Evime ulaştık. Yolculuğun ilk ayağı tamamlanmıştı.
Ebu Holi kontrol noktasına devam etmeden önce
kısa bir mola vermeye karar verdik.
Radyoyu dinlerken, İsrail ordusunun Ebu Holi noktasını
açtığını duyduk. Kocam Nasser iki çocuğumuzu aldı
ve hemen arabamıza koştuk. Ben de anneme yardım
ettim ve motorun dayanabileceği en hızlı şekilde
sürdük. Annem eve dönebileceği için çok mutluydu.
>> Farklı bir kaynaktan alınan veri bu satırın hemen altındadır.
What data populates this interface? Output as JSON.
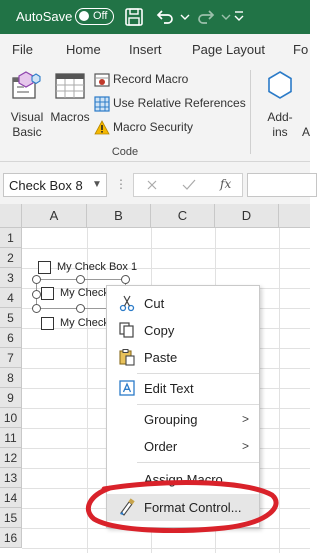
{
  "titlebar": {
    "autosave_label": "AutoSave",
    "autosave_state": "Off",
    "bg_color": "#217346"
  },
  "ribbon_tabs": [
    "File",
    "Home",
    "Insert",
    "Page Layout",
    "Fo"
  ],
  "ribbon": {
    "visual_basic_label_1": "Visual",
    "visual_basic_label_2": "Basic",
    "macros_label": "Macros",
    "record_macro": "Record Macro",
    "relative_refs": "Use Relative References",
    "macro_security": "Macro Security",
    "group_label": "Code",
    "addins_label_1": "Add-",
    "addins_label_2": "ins",
    "addins_cut": "A"
  },
  "formula_bar": {
    "name_box": "Check Box 8",
    "fx_label": "fx"
  },
  "grid": {
    "columns": [
      "A",
      "B",
      "C",
      "D"
    ],
    "rows": [
      "1",
      "2",
      "3",
      "4",
      "5",
      "6",
      "7",
      "8",
      "9",
      "10",
      "11",
      "12",
      "13",
      "14",
      "15",
      "16"
    ]
  },
  "checkboxes": [
    {
      "label": "My Check Box 1"
    },
    {
      "label": "My Check"
    },
    {
      "label": "My Check"
    }
  ],
  "context_menu": {
    "items": [
      {
        "label": "Cut",
        "icon": "scissors-icon"
      },
      {
        "label": "Copy",
        "icon": "copy-icon"
      },
      {
        "label": "Paste",
        "icon": "paste-icon"
      },
      {
        "label": "Edit Text",
        "icon": "edit-text-icon"
      },
      {
        "label": "Grouping",
        "has_submenu": true
      },
      {
        "label": "Order",
        "has_submenu": true
      },
      {
        "label": "Assign Macro..."
      },
      {
        "label": "Format Control...",
        "icon": "format-control-icon",
        "highlighted": true
      }
    ],
    "chevron": ">"
  },
  "annotation": {
    "color": "#d9222a"
  }
}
Ama mutluluğu uzun sürmedi. Kontrol noktası kapandıktan
iki dakika sonra ulaşmıştık oraya. İsrail, kontrol
noktasını 20 dakika ile sınırlı olarak açmıştı.
Eve dönmeden önce dört saat bekledik. Annem fazlasıyla
hayal kırıklığına uğramıştı.
Annem o gece uyuyamadı. Perşembe sabahı 8.00’da
onu tekrar kontrol noktasına götürdüm. Hava çok
sıcaktı ve binlerce insan orada bekliyordu. Hepsi,
ordunun, karşıya geçmelerine izin vermesi için
dua ediyorlardı. İnsanlar haberleri takip ediyor
ve İsrail ordusunun geri çekilmesiyle tahribatı
daha açık bir şekilde görüyorlardı. İnsanlar ayrıca
Refah’ı vuran ve 13 insanın ölümüne neden olan
Apaçi helikopterini de duydular. Ölenlerden birinin
akrabası olan iki kız sinir krizi geçirip gözyaşlarına
boğuldular. Kontrol noktasındaki insanlar onları
sakinleştirmeye çalışıyorlardı.
Beş haftalık bebeğini bırakıp Gazze Şehrine doktoru
görmeye gelmiş bir kadın vardı. O eve dönemedi.
İş bulabilmek için sertifikasını damgalatmaya
gelen genç bir adam vardı. Ancak yolda kaldı.
İnsanlar kızgın güneşin altında kavruluyorlardı.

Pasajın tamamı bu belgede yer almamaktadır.